Morgan Stanley and Goldman Sachs both raised their price targets on Dick’s Sporting Goods. Morgan Stanley stated the market is undervaluing Dick’s transformation efforts. Goldman Sachs said the retailer, as well as Academy, had a “somewhat mixed” holiday performance but sees healthy growth continuing for both in 2023.

Morgan Stanley raised its price target on Dick’s to $165 from $135.

Shares of Dick’s closed Thursday at $128.60, up $1.17. The stock’s 52-week range is between $63.45 and $131.12.

In a note, Morgan Stanley analyst Simeon Gutman said he believes Dick’s stock isn’t reflecting the benefits of its transformation efforts.

“We think the majority of DKS’s sales/margin gains are sustainable post-COVID,” said Gutman. “Examples of businesses that have successfully transformed their sales/margin profiles are few and far between in Retail. DKS could be the next one, but the market remains unconvinced.”

He noted that investors may be apprehensive given Dick’s pre-COVID pattern that consisted of “volatile comp growth and margin performance” relative to Morgan Stanley’s coverage in the space as well as concerns that the sporting goods industry’s pandemic-related boost may be “a likely one-time dynamic.”

However, he said several “structural changes” that began pre-pandemic for Dick’s, including improved product assortment, digital and personalized marketing, strengthening omnichannel capabilities, and a cultural shift, should lead to a stronger, healthier business post-COVID.”

He added, “The reward could be significant; we think DKS’s transformation is reminiscent of both Lowe’s margin expansion story and Walmart’s development of its omnichannel infrastructure, which triggered a structural re-rating.”

Gutman also estimates the sporting goods category could grow faster going forward with Morgan Stanley forecasting 6 percent category growth post-2023 versus 5 percent pre-COVID growth. The analyst said sports participation “appears to be holding in stronger for longer” and the “reversion off COVID gains so far has been benign.”

As a result, Morgan Stanley is predicting Dick’s long-term comp growth rate at 3.5 percent versus 2 percent for Wall Street’s consensus estimates.

Gutman also said third-party data indicates Dick’s customer base is “stickier across in-store and online channels” versus pre-pandemic 2019 levels and Dick’s higher-income household penetration has increased more so than key peers over the pandemic.

Morgan Stanley has an “Overweight” rating on Dick’s.

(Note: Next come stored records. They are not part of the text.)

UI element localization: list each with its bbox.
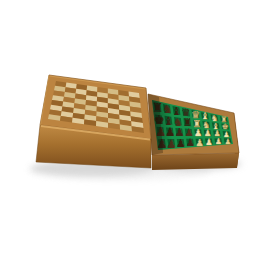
piece-drawer: ♜♞♝♛♛♝♞♜♚♝♞♜♜♞♝♚♟♟♟♟♟♟♟♟♟♟♟♟♟♟♟♟ [148, 94, 239, 170]
drawer-front-face [152, 153, 239, 170]
chess-set-scene: ♜♞♝♛♛♝♞♜♚♝♞♜♜♞♝♚♟♟♟♟♟♟♟♟♟♟♟♟♟♟♟♟ [0, 0, 255, 255]
travel-chess-set-photo: ♜♞♝♛♛♝♞♜♚♝♞♜♜♞♝♚♟♟♟♟♟♟♟♟♟♟♟♟♟♟♟♟ [0, 0, 255, 255]
chess-box [36, 75, 151, 168]
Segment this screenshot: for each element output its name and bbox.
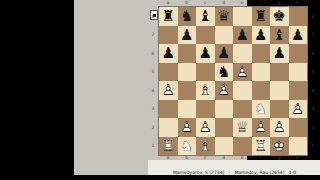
players-line: Mamedyarov, S (2734) - Mamedov, Rau (265… <box>148 170 320 175</box>
square-g7: ♝ <box>270 26 289 45</box>
file-label-b: b <box>178 0 197 6</box>
white-bishop-fill: ♝ <box>196 137 215 156</box>
square-b6 <box>178 44 197 63</box>
white-rook-fill: ♜ <box>159 137 178 156</box>
square-h8 <box>289 7 308 26</box>
square-e5: ♟♙ <box>233 63 252 82</box>
file-label-a: a <box>159 0 178 6</box>
square-d7 <box>215 26 234 45</box>
square-h3: ♟♙ <box>289 100 308 119</box>
square-e7: ♟ <box>233 26 252 45</box>
square-c8: ♝ <box>196 7 215 26</box>
square-g5 <box>270 63 289 82</box>
black-king: ♚ <box>270 7 289 26</box>
square-e3 <box>233 100 252 119</box>
square-a3 <box>159 100 178 119</box>
white-pawn: ♙ <box>159 81 178 100</box>
rank-label-3: 3 <box>148 100 158 119</box>
white-pawn-fill: ♟ <box>178 118 197 137</box>
black-knight: ♞ <box>215 63 234 82</box>
white-pawn: ♙ <box>196 118 215 137</box>
square-b2: ♟♙ <box>178 118 197 137</box>
diagram-panel: abcdefgh 87654321 ♜♞♝♛♜♚♟♟♟♝♟♟♟♟♟♞♟♙♟♙♝♗… <box>74 0 247 175</box>
white-king: ♔ <box>270 137 289 156</box>
rank-label-4: 4 <box>148 81 158 100</box>
square-c5 <box>196 63 215 82</box>
file-label-f: f <box>252 0 271 6</box>
square-h6 <box>289 44 308 63</box>
black-pawn: ♟ <box>215 44 234 63</box>
file-label-g: g <box>270 0 289 6</box>
square-c6: ♟ <box>196 44 215 63</box>
white-knight-fill: ♞ <box>252 100 271 119</box>
square-f5 <box>252 63 271 82</box>
black-bishop: ♝ <box>196 7 215 26</box>
white-pawn-fill: ♟ <box>233 63 252 82</box>
square-e1 <box>233 137 252 156</box>
white-bishop: ♗ <box>196 81 215 100</box>
rank-label-1: 1 <box>148 137 158 156</box>
black-pawn: ♟ <box>270 44 289 63</box>
square-c7 <box>196 26 215 45</box>
game-info-footer: Mamedyarov, S (2734) - Mamedov, Rau (265… <box>148 160 320 175</box>
square-d1 <box>215 137 234 156</box>
white-pawn: ♙ <box>289 100 308 119</box>
square-a8: ♜ <box>159 7 178 26</box>
square-b7: ♟ <box>178 26 197 45</box>
white-pawn: ♙ <box>178 118 197 137</box>
square-f2: ♟♙ <box>252 118 271 137</box>
white-rook-fill: ♜ <box>252 137 271 156</box>
square-a7 <box>159 26 178 45</box>
square-h7: ♟ <box>289 26 308 45</box>
square-e4 <box>233 81 252 100</box>
file-label-c: c <box>196 0 215 6</box>
white-pawn-fill: ♟ <box>252 118 271 137</box>
rank-label-2: 2 <box>308 118 318 137</box>
rank-label-8: 8 <box>308 7 318 26</box>
square-h1 <box>289 137 308 156</box>
square-d8: ♛ <box>215 7 234 26</box>
square-f3: ♞♘ <box>252 100 271 119</box>
white-queen-fill: ♛ <box>233 118 252 137</box>
black-pawn: ♟ <box>289 26 308 45</box>
square-g1: ♚♔ <box>270 137 289 156</box>
square-d6: ♟ <box>215 44 234 63</box>
chess-board: ♜♞♝♛♜♚♟♟♟♝♟♟♟♟♟♞♟♙♟♙♝♗♟♙♞♘♟♙♟♙♟♙♛♕♟♙♟♙♜♖… <box>159 7 307 155</box>
square-g3 <box>270 100 289 119</box>
square-a1: ♜♖ <box>159 137 178 156</box>
rank-label-4: 4 <box>308 81 318 100</box>
square-f6 <box>252 44 271 63</box>
file-label-e: e <box>233 0 252 6</box>
square-c2: ♟♙ <box>196 118 215 137</box>
black-pawn: ♟ <box>252 26 271 45</box>
white-pawn-fill: ♟ <box>159 81 178 100</box>
white-knight: ♘ <box>178 137 197 156</box>
video-frame: { "game": "chess", "position": { "fen": … <box>0 0 320 180</box>
white-pawn-fill: ♟ <box>215 81 234 100</box>
file-label-d: d <box>215 0 234 6</box>
square-c4: ♝♗ <box>196 81 215 100</box>
square-b8: ♞ <box>178 7 197 26</box>
square-b1: ♞♘ <box>178 137 197 156</box>
black-knight: ♞ <box>178 7 197 26</box>
black-bishop: ♝ <box>270 26 289 45</box>
white-rook: ♖ <box>159 137 178 156</box>
white-pawn: ♙ <box>252 118 271 137</box>
square-d3 <box>215 100 234 119</box>
square-g4 <box>270 81 289 100</box>
black-pawn: ♟ <box>233 26 252 45</box>
square-c1: ♝♗ <box>196 137 215 156</box>
square-b5 <box>178 63 197 82</box>
rank-label-6: 6 <box>308 44 318 63</box>
rank-label-7: 7 <box>148 26 158 45</box>
square-f7: ♟ <box>252 26 271 45</box>
square-d5: ♞ <box>215 63 234 82</box>
black-pawn: ♟ <box>178 26 197 45</box>
square-a6: ♟ <box>159 44 178 63</box>
white-pawn-fill: ♟ <box>270 118 289 137</box>
square-b4 <box>178 81 197 100</box>
rank-label-2: 2 <box>148 118 158 137</box>
white-rook: ♖ <box>252 137 271 156</box>
square-f4 <box>252 81 271 100</box>
black-rook: ♜ <box>252 7 271 26</box>
white-bishop: ♗ <box>196 137 215 156</box>
white-queen: ♕ <box>233 118 252 137</box>
square-b3 <box>178 100 197 119</box>
square-a4: ♟♙ <box>159 81 178 100</box>
white-knight: ♘ <box>252 100 271 119</box>
black-pawn: ♟ <box>196 44 215 63</box>
white-pawn-fill: ♟ <box>196 118 215 137</box>
square-f1: ♜♖ <box>252 137 271 156</box>
file-label-h: h <box>289 0 308 6</box>
file-labels-top: abcdefgh <box>159 0 307 6</box>
square-h2 <box>289 118 308 137</box>
white-bishop-fill: ♝ <box>196 81 215 100</box>
rank-label-3: 3 <box>308 100 318 119</box>
white-pawn: ♙ <box>233 63 252 82</box>
square-h4 <box>289 81 308 100</box>
square-d2 <box>215 118 234 137</box>
square-d4: ♟♙ <box>215 81 234 100</box>
square-c3 <box>196 100 215 119</box>
rank-label-7: 7 <box>308 26 318 45</box>
square-g2: ♟♙ <box>270 118 289 137</box>
white-pawn-fill: ♟ <box>289 100 308 119</box>
black-queen: ♛ <box>215 7 234 26</box>
rank-label-5: 5 <box>148 63 158 82</box>
square-a2 <box>159 118 178 137</box>
rank-label-8: 8 <box>148 7 158 26</box>
white-pawn: ♙ <box>215 81 234 100</box>
square-f8: ♜ <box>252 7 271 26</box>
black-pawn: ♟ <box>159 44 178 63</box>
rank-label-6: 6 <box>148 44 158 63</box>
white-king-fill: ♚ <box>270 137 289 156</box>
square-e6 <box>233 44 252 63</box>
square-h5 <box>289 63 308 82</box>
square-e2: ♛♕ <box>233 118 252 137</box>
rank-label-5: 5 <box>308 63 318 82</box>
square-g8: ♚ <box>270 7 289 26</box>
square-e8 <box>233 7 252 26</box>
rank-labels-left: 87654321 <box>148 7 158 155</box>
white-pawn: ♙ <box>270 118 289 137</box>
rank-labels-right: 87654321 <box>308 7 318 155</box>
square-a5 <box>159 63 178 82</box>
white-knight-fill: ♞ <box>178 137 197 156</box>
rank-label-1: 1 <box>308 137 318 156</box>
square-g6: ♟ <box>270 44 289 63</box>
black-rook: ♜ <box>159 7 178 26</box>
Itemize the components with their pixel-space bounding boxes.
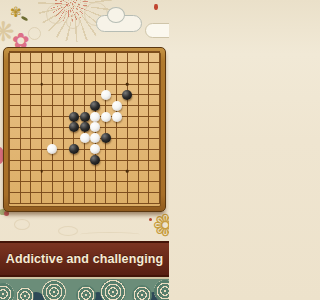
leaf-icon: [21, 16, 29, 22]
wave-swirl-icon: [16, 287, 34, 300]
cloud-swirl-icon: [14, 219, 30, 230]
banner-text: Addictive and challenging: [6, 252, 163, 266]
cloud-swirl-icon: [58, 226, 78, 236]
cloud-swirl-icon: [80, 232, 140, 237]
star-point: [126, 170, 129, 173]
screen: { "game": "gomoku", "banner": { "text": …: [0, 0, 169, 300]
stone-black[interactable]: [69, 112, 79, 122]
star-point: [40, 83, 43, 86]
cloud-icon: [107, 7, 125, 23]
wave-swirl-icon: [132, 285, 152, 300]
stone-black[interactable]: [80, 112, 90, 122]
stone-white[interactable]: [112, 112, 122, 122]
stone-black[interactable]: [122, 90, 132, 100]
stone-black[interactable]: [90, 155, 100, 165]
wave-swirl-icon: [76, 285, 96, 300]
cloud-swirl-icon: [46, 4, 66, 24]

Goldman Sachs raised its price target on Dick’s to $136 from $129 previously while maintaining its price objective on Academy Sports at $65. In a note, Goldman Sachs’ analysts led by Kate McShane provided an update on promotional activity at both chains, well as an analysis of traffic and app downloads for the holiday season.

McShane said Goldman Sach’s promotional survey, covering both in-store and online trends, found average promotions at both chains were “mixed” across apparel and footwear but overall remained “relatively low.”

Dick’s and Academy saw declines in total visits year over year across November and December, according to Placer.ai. However, McShane noted that visit declines “appear to have improved sequentially in the last few weeks of December, with DKS seeing positive visits YoY during the weeks of 12/19 and 12/26.”

Inventory at both chains, based on the online count of products, was found to be “still high but moderating from peak” levels, according to the note.

Finally, McShane noted that Academy and Dick’s saw “solid” app download growth with triple-digit growth in November and double-digit increases in December. Academy saw more growth in app downloads than Dick’s in the month of December.

Goldman Sachs has “Buy” ratings on both Dick’s and Academy Sports. McShane wrote, “Although holiday data is somewhat mixed for the sporting goods retailers, we expect both ASO and DKS will grow their top lines in 2023 through overall industry growth and market share gains. We would note that both stocks trading at a significant discount to the market and below their 3-year averages.”